2015/12/11 - Products
New Zealand: Thrilling challenges ahead
New premises, dairy crisis, market concentration... 2015 is marking a turning point for the subsidiary in New Zealand. How are such evolutions to be tackled? Answers from general manager of the subsidiary.
Things are changing in New Zealand!
Yes, indeed! In January, a French woman with a Scottish name took over from a South African man with a French name. How surprising for the New Zealand team! One month later, we inaugurated the new Virbac offices in Hamilton - in the former Stockguard premises, which we acquired in 2012. For the very first time, all 57 employees from all of the departments at Virbac New Zealand were under the same roof.
A symbolic event?
Yes.
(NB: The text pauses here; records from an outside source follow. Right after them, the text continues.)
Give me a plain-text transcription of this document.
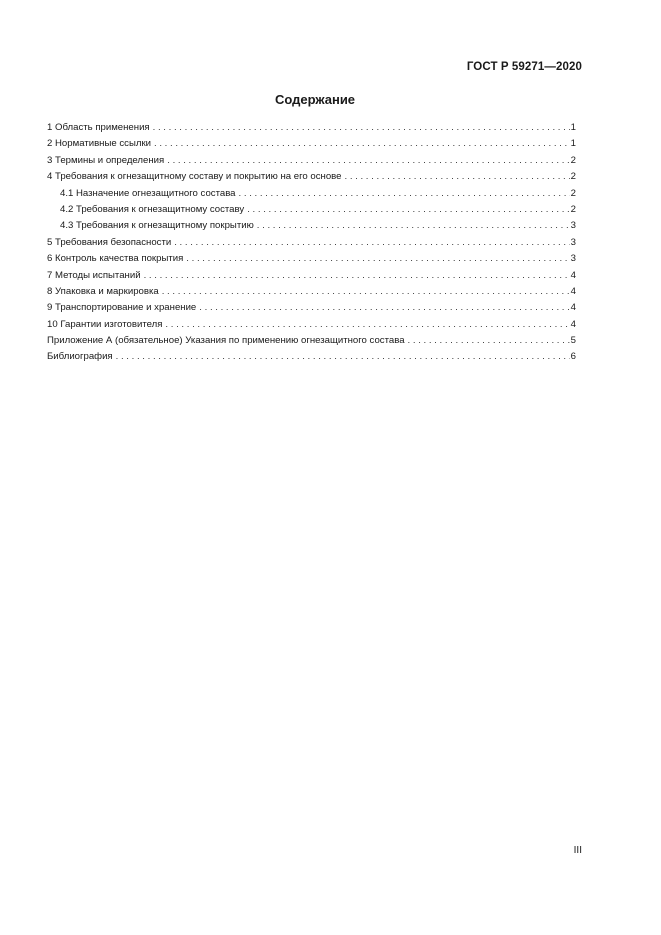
ГОСТ Р 59271—2020
Содержание
1 Область применения . . .	1
2 Нормативные ссылки . . .	1
3 Термины и определения . . .	2
4 Требования к огнезащитному составу и покрытию на его основе . . .	2
4.1 Назначение огнезащитного состава . . .	2
4.2 Требования к огнезащитному составу . . .	2
4.3 Требования к огнезащитному покрытию . . .	3
5 Требования безопасности . . .	3
6 Контроль качества покрытия . . .	3
7 Методы испытаний . . .	4
8 Упаковка и маркировка . . .	4
9 Транспортирование и хранение . . .	4
10 Гарантии изготовителя . . .	4
Приложение А (обязательное) Указания по применению огнезащитного состава . . .	5
Библиография . . .	6
III
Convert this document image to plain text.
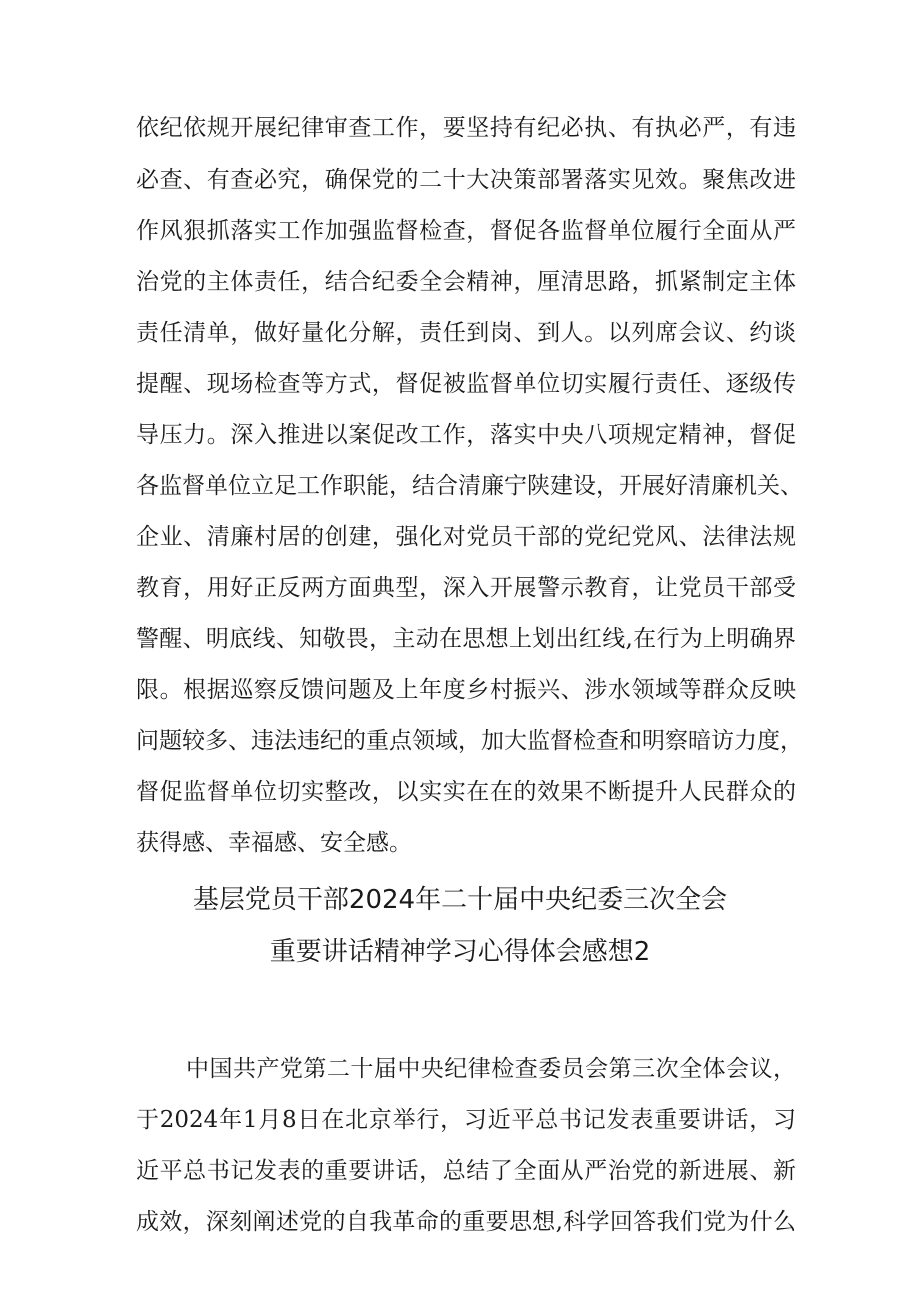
依纪依规开展纪律审查工作，要坚持有纪必执、有执必严，有违
必查、有查必究，确保党的二十大决策部署落实见效。聚焦改进
作风狠抓落实工作加强监督检查，督促各监督单位履行全面从严
治党的主体责任，结合纪委全会精神，厘清思路，抓紧制定主体
责任清单，做好量化分解，责任到岗、到人。以列席会议、约谈
提醒、现场检查等方式，督促被监督单位切实履行责任、逐级传
导压力。深入推进以案促改工作，落实中央八项规定精神，督促
各监督单位立足工作职能，结合清廉宁陕建设，开展好清廉机关、
企业、清廉村居的创建，强化对党员干部的党纪党风、法律法规
教育，用好正反两方面典型，深入开展警示教育，让党员干部受
警醒、明底线、知敬畏，主动在思想上划出红线,在行为上明确界
限。根据巡察反馈问题及上年度乡村振兴、涉水领域等群众反映
问题较多、违法违纪的重点领域，加大监督检查和明察暗访力度，
督促监督单位切实整改，以实实在在的效果不断提升人民群众的
获得感、幸福感、安全感。
基层党员干部2024年二十届中央纪委三次全会
重要讲话精神学习心得体会感想2
中国共产党第二十届中央纪律检查委员会第三次全体会议，
于2024年1月8日在北京举行，习近平总书记发表重要讲话，习
近平总书记发表的重要讲话，总结了全面从严治党的新进展、新
成效，深刻阐述党的自我革命的重要思想,科学回答我们党为什么
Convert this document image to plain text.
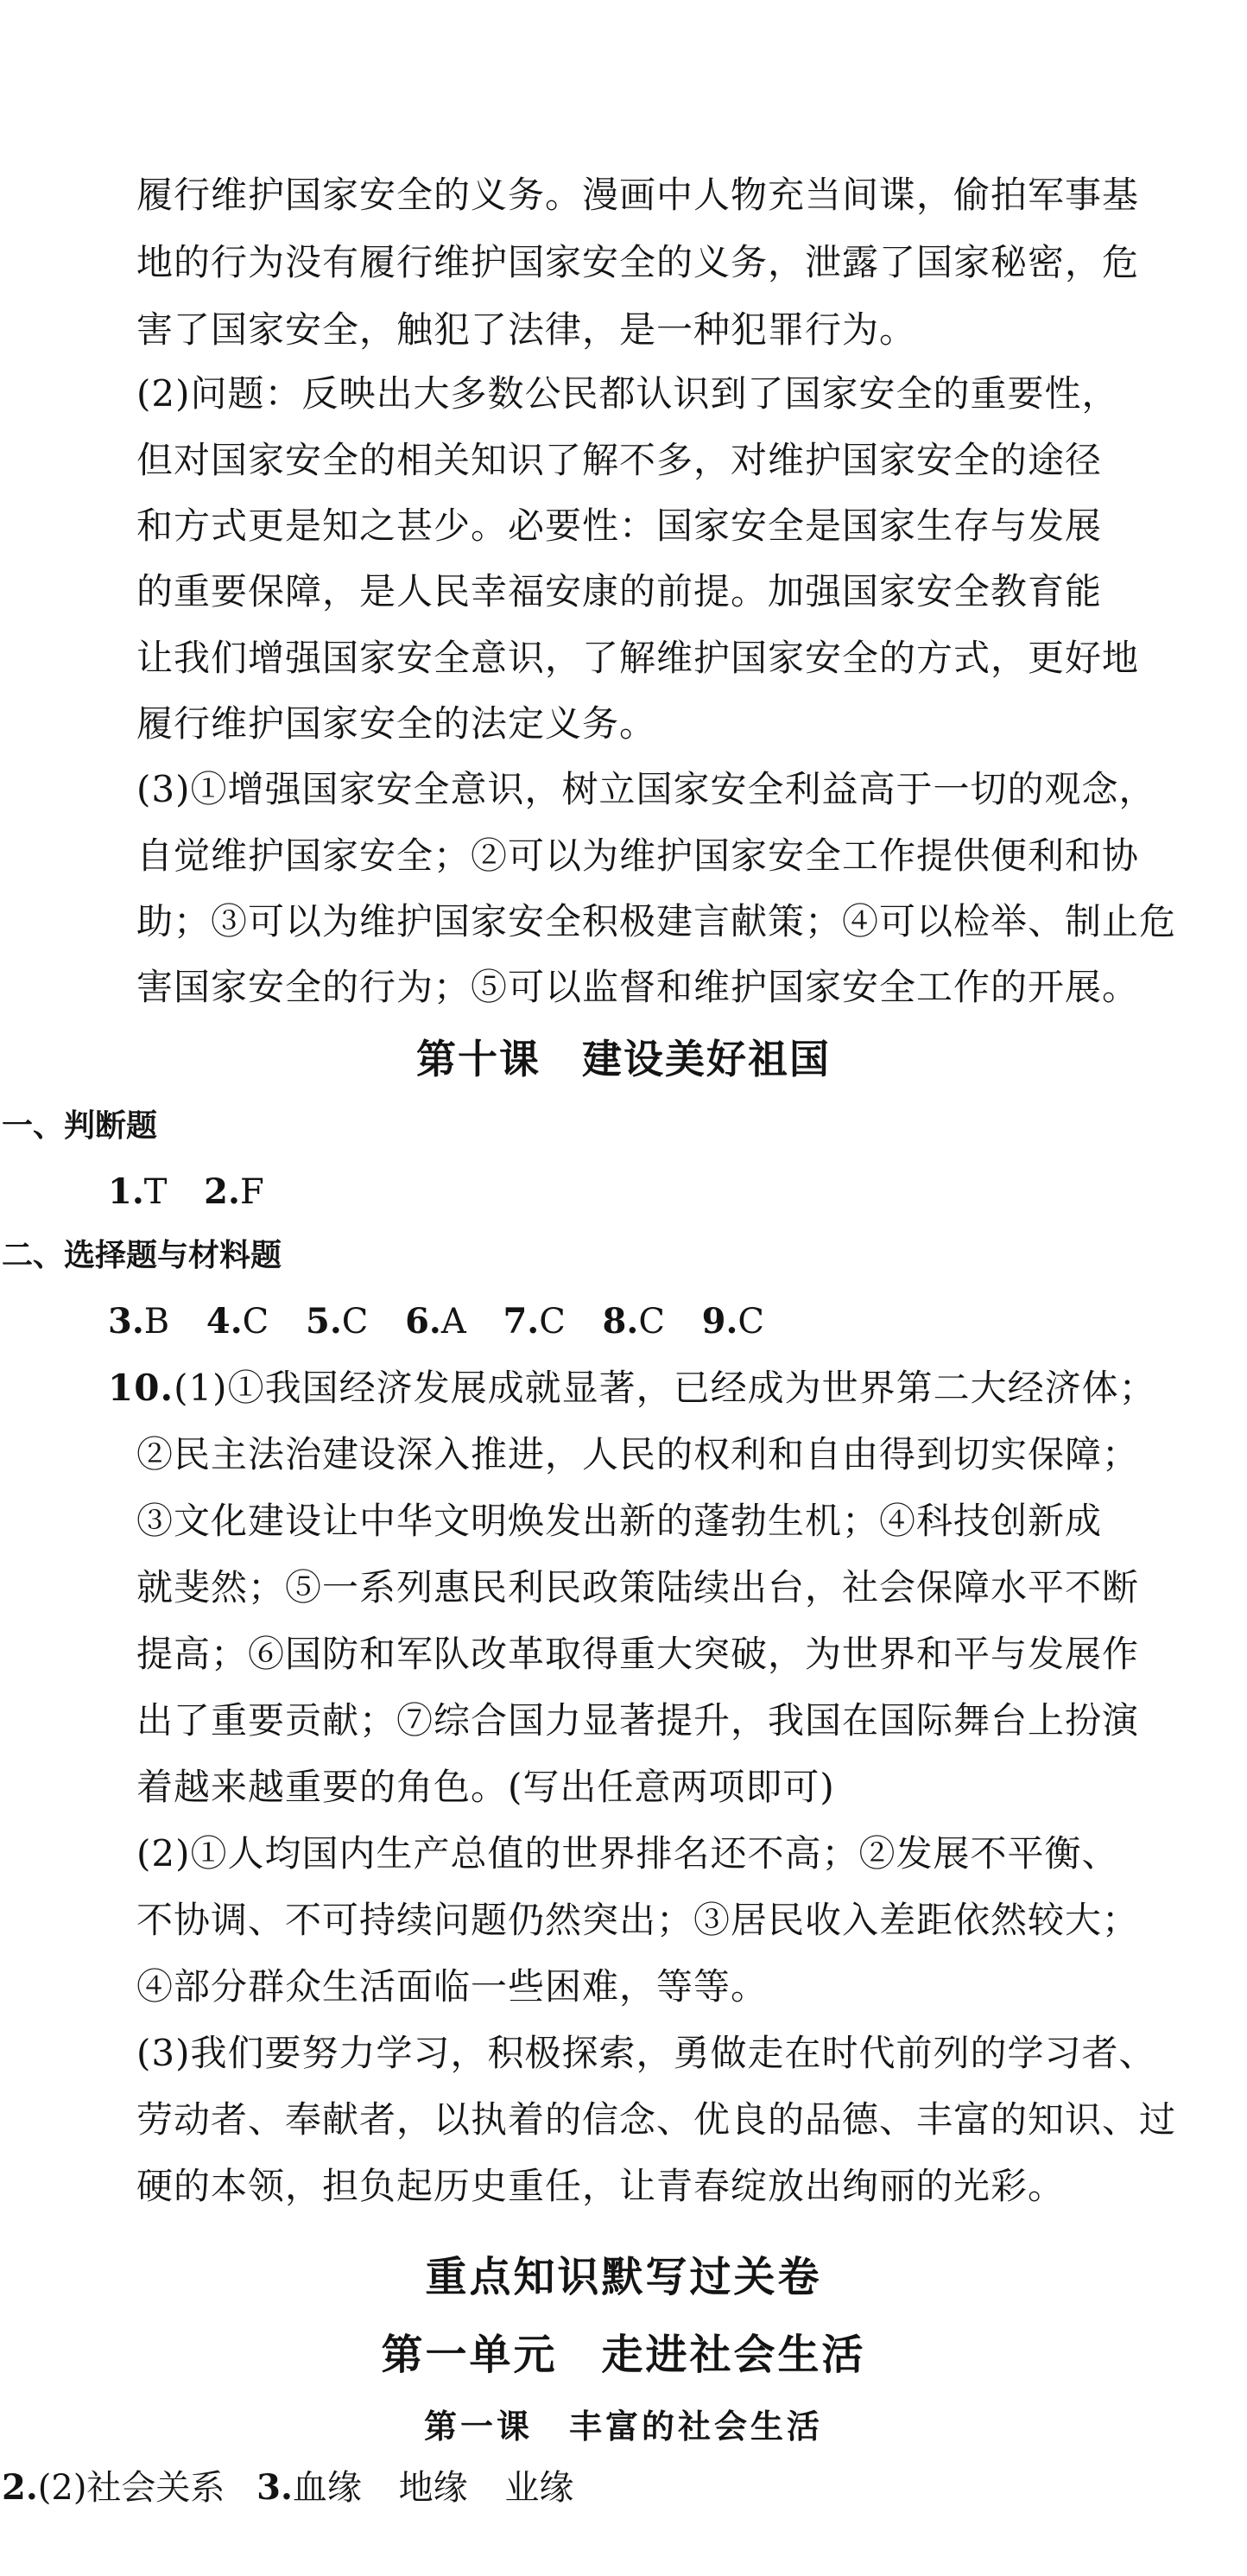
履行维护国家安全的义务。漫画中人物充当间谍，偷拍军事基
地的行为没有履行维护国家安全的义务，泄露了国家秘密，危
害了国家安全，触犯了法律，是一种犯罪行为。
(2)问题：反映出大多数公民都认识到了国家安全的重要性，
但对国家安全的相关知识了解不多，对维护国家安全的途径
和方式更是知之甚少。必要性：国家安全是国家生存与发展
的重要保障，是人民幸福安康的前提。加强国家安全教育能
让我们增强国家安全意识，了解维护国家安全的方式，更好地
履行维护国家安全的法定义务。
(3)①增强国家安全意识，树立国家安全利益高于一切的观念，
自觉维护国家安全；②可以为维护国家安全工作提供便利和协
助；③可以为维护国家安全积极建言献策；④可以检举、制止危
害国家安全的行为；⑤可以监督和维护国家安全工作的开展。
第十课　建设美好祖国
一、判断题
1.T 2.F
二、选择题与材料题
3.B 4.C 5.C 6.A 7.C 8.C 9.C
10.(1)①我国经济发展成就显著，已经成为世界第二大经济体；
②民主法治建设深入推进，人民的权利和自由得到切实保障；
③文化建设让中华文明焕发出新的蓬勃生机；④科技创新成
就斐然；⑤一系列惠民利民政策陆续出台，社会保障水平不断
提高；⑥国防和军队改革取得重大突破，为世界和平与发展作
出了重要贡献；⑦综合国力显著提升，我国在国际舞台上扮演
着越来越重要的角色。(写出任意两项即可)
(2)①人均国内生产总值的世界排名还不高；②发展不平衡、
不协调、不可持续问题仍然突出；③居民收入差距依然较大；
④部分群众生活面临一些困难，等等。
(3)我们要努力学习，积极探索，勇做走在时代前列的学习者、
劳动者、奉献者，以执着的信念、优良的品德、丰富的知识、过
硬的本领，担负起历史重任，让青春绽放出绚丽的光彩。
重点知识默写过关卷
第一单元　走进社会生活
第一课　丰富的社会生活
2.(2)社会关系 3.血缘 地缘 业缘
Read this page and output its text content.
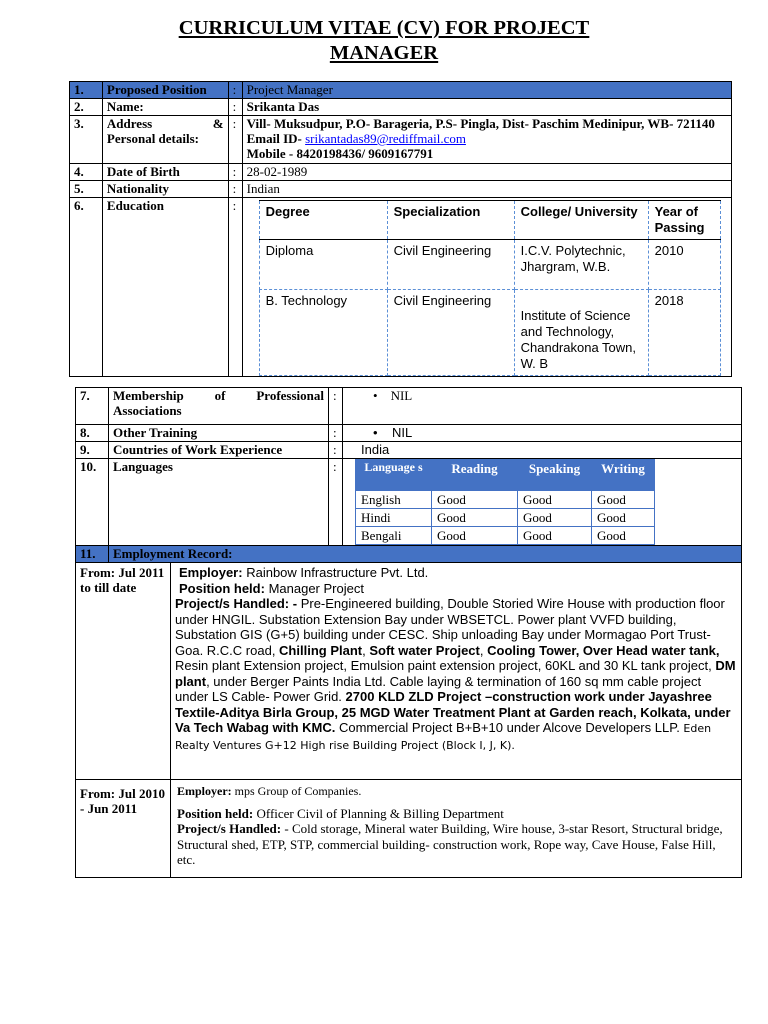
CURRICULUM VITAE (CV) FOR PROJECT
MANAGER
1.	Proposed Position	:	Project Manager
2.	Name:	:	Srikanta Das
3.	Address	&
Personal details:
	:	Vill- Muksudpur, P.O- Barageria, P.S- Pingla, Dist- Paschim Medinipur, WB- 721140 Email ID- srikantadas89@rediffmail.com
Mobile - 8420198436/ 9609167791

4.	Date of Birth	:	28-02-1989
5.	Nationality	:	Indian
6.	Education	:	Degree	Specialization	College/ University	Year of Passing
Diploma	Civil Engineering	I.C.V. Polytechnic, Jhargram, W.B.	2010
B. Technology	Civil Engineering	Institute of Science and Technology, Chandrakona Town, W. B	2018
7.	Membership of Professional Associations	:	•    NIL
8.	Other Training	:	•    NIL
9.	Countries of Work Experience	:	India
10.	Languages	:	Language s	Reading	Speaking	Writing
English	Good	Good	Good
Hindi	Good	Good	Good
Bengali	Good	Good	Good

11.	Employment Record:
From: Jul 2011 to till date	
Employer: Rainbow Infrastructure Pvt. Ltd.
Position held: Manager Project
Project/s Handled: - Pre-Engineered building, Double Storied Wire House with production floor under HNGIL. Substation Extension Bay under WBSETCL. Power plant VVFD building, Substation GIS (G+5) building under CESC. Ship unloading Bay under Mormagao Port Trust-Goa. R.C.C road, Chilling Plant, Soft water Project, Cooling Tower, Over Head water tank, Resin plant Extension project, Emulsion paint extension project, 60KL and 30 KL tank project, DM plant, under Berger Paints India Ltd. Cable laying & termination of 160 sq mm cable project under LS Cable- Power Grid. 2700 KLD ZLD Project –construction work under Jayashree Textile-Aditya Birla Group, 25 MGD Water Treatment Plant at Garden reach, Kolkata, under Va Tech Wabag with KMC. Commercial Project B+B+10 under Alcove Developers LLP. Eden Realty Ventures G+12 High rise Building Project (Block I, J, K).

From: Jul 2010 - Jun 2011	
Employer: mps Group of Companies.
Position held: Officer Civil of Planning & Billing Department
Project/s Handled: - Cold storage, Mineral water Building, Wire house, 3-star Resort, Structural bridge, Structural shed, ETP, STP, commercial building- construction work, Rope way, Cave House, False Hill, etc.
The Auckland site will close down for good in 2016. A single big team will thus be able to work and collaborate more easily on one and the same site, adjacent to the production unit. The offices have been refurbished according to Virbac brand standards. This not only creates a unique and warm atmosphere, but also reinforces the feeling of belonging to the company.
And on the business front?
Virbac has been in New Zealand since 1993, when local company TechVet was bought out. Since then, the subsidiary's business has progressed constantly.
Almost twenty years later, acquiring Stockguard has more than doubled our sales, whilst maintaining high margins. The subsidiary now has the strongest growth among the top 5 players in the local market and an offensive strategy for reinforcing its 5th place.
How do you explain such good form?
Partly thanks to Stockguard's expertise in developing, manufacturing and marketing differentiated products, in particular intramammaries such as PenClox, Nitroclox and Intracilline, which put us in 2nd place in the in-lactation treatment segment.
Any new challenges on the horizon?
Yes, there are. Firstly, we are facing a dairy crisis that has never been seen before. Farmers have lost more than half of their revenue in just nine months, and for the first time in ten years the number of dairy cattle in the country is going down. Another change is the level of concentration in the market. Our biggest client comprises no fewer than 30 clinics and 120 vets, looking after one million dairy cows, 800,000 beef cattle and 7 million sheep!
How will you adapt to the new landscape?
To cater for the requirements of our biggest clients, a key account manager has been appointed. Supported by Virbac's key account policy coordinator for the Apisa area, he is responsible for designing high-added-value partnerships with these clients, providing them with personalized solutions that support them as they grow.
And in terms of strategy?
Whilst holding on to our position in dairy sector, we have decided to diversify the promotion of some of our key products, such as Multimin, injectable trace elements, in beef cattle farming. We also want to become stronger in sheep farming thanks to better exploiting our current product portfolio.
Your final word?
We still have plenty to look forward to, and many growth opportunities – notably if we communicate directly to farmers. This will help construct strong brands and generate spontaneous requests among vets.